No more so is this evident than in the ongoing commentary of membership of the customs union, where the mere mention of this term seems to turn the media's collective brains to mush – to say nothing of the politicians on whom they report.

Leading the charge was the Marr show, which had Liam Fox arguing that we could follow the example of Turkey which, he said: "is in part of the customs union but not other parts".

Yet, instead of challenging this absurdity, this idiot Marr thought it "very interesting to hear Liam Fox talking about the possibility of hybrid arrangements and being partly inside the Customs Union".

Matching the failure of the broadcast media, we again have the Telegraph out of its depth, uncritically swallowing Liam Fox's stupidity, with the headline that, "Britain could be like Turkey and remain part of the customs union after leaving the EU".

We've written before of "issue illiteracy", with the newspaper so lacking in knowledge of the functioning of the EU that it is unable to separate fact from fiction – even (or especially) when uttered by a senior minister.

The customs union, says the Telegraph, "includes all 28 EU member states, alongside Turkey, Monaco, San Marino, Andorra and non-EU UK territories such as the Channel Islands". And thereby, it betrays a most fundamental ignorance, failing to understand that Turkey is not part of the EU's customs union but has its own separate agreement – as does San Marino and Andorra.

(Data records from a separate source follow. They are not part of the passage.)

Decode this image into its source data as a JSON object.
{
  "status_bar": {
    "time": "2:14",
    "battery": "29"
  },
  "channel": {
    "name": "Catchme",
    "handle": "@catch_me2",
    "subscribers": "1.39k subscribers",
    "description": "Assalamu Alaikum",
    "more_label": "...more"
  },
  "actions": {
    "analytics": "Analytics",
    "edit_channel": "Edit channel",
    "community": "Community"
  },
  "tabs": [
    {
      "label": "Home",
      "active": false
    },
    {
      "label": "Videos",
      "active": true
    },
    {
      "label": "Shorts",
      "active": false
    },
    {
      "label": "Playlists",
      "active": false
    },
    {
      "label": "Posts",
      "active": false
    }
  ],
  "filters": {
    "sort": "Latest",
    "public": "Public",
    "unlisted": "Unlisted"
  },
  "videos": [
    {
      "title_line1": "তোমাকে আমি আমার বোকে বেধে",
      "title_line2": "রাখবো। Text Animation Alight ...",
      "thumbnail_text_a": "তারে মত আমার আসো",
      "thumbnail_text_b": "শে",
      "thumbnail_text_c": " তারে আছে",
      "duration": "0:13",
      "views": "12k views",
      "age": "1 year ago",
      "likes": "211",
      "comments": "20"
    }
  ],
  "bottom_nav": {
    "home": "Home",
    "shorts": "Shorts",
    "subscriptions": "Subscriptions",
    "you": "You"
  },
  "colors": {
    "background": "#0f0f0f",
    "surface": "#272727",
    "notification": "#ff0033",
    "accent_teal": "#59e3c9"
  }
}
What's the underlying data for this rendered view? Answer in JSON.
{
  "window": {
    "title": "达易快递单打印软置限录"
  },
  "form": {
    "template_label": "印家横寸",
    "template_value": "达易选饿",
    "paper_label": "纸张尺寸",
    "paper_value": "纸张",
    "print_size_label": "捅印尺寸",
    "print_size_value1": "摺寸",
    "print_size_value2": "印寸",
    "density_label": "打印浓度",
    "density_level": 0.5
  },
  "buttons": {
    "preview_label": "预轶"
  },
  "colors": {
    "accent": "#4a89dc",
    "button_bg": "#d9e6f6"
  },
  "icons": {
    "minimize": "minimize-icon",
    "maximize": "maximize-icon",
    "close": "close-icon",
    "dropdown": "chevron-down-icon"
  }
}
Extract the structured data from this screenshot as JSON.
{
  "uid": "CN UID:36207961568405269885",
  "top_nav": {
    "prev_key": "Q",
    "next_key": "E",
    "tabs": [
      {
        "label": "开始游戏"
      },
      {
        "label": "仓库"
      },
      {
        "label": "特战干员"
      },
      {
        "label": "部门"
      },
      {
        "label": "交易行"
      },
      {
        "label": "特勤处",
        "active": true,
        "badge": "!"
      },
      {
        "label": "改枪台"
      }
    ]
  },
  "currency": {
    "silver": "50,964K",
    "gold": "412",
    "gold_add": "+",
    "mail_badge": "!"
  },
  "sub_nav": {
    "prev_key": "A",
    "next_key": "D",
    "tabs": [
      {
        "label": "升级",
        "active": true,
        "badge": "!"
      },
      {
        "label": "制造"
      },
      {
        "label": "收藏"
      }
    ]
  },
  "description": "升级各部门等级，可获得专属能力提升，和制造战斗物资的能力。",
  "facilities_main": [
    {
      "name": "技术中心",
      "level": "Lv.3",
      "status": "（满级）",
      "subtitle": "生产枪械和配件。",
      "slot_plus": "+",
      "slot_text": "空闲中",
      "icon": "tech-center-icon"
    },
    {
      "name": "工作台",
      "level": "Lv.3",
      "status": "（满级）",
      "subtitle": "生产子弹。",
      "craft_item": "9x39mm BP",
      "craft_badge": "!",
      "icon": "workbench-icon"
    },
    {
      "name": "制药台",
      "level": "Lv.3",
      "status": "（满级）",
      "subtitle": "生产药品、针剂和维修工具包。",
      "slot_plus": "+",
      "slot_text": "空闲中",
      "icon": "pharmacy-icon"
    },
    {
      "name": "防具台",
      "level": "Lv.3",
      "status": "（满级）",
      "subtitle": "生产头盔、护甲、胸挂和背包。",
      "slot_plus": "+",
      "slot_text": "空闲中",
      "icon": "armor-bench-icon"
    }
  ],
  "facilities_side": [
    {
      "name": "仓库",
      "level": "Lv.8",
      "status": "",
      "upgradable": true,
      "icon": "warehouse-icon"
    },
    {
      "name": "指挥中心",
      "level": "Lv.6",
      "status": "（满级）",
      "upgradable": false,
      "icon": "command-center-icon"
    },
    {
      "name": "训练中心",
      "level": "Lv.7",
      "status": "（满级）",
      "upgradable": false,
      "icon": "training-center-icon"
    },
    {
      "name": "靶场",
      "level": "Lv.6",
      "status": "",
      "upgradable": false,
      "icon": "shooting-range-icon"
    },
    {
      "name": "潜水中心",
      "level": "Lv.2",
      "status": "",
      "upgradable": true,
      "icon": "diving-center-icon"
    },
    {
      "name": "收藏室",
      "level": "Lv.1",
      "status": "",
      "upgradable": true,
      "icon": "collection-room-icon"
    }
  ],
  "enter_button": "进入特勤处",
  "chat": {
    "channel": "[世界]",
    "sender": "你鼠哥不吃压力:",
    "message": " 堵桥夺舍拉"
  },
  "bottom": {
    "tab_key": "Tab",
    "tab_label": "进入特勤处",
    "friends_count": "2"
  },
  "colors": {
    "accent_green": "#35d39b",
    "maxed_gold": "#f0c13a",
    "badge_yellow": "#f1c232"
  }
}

The point that should have emerged, had the Telegraph known what it is talking about, is that Fox can't pick and choose elements of the customs union. It is all or nothing and, bearing in mind that we cannot stay in the EU's operation without remaining in the EU, it really should be nothing.

What Fox is saying, therefore, is garbage, but when the media – Marr in the first instance – and then the press, don't even realise this, then we are in serious trouble.

This intellectual poverty, as one imagine, also extends to the Financial Times, with this newspaper blithely telling us that the customs union, "sets out common rules for checks on goods entering the EU". Accurate information, it seems, is beyond the reach of its journalists. They're not even on the starting grid.

Largely, the Financial Times always has been part of the problem and there is nothing any human agency can do to change that. But it is part of the broader media problem that simply isn't going away. After a dreadful referendum campaign, the debate seems to be going downhill even further. The media are losing ground fast.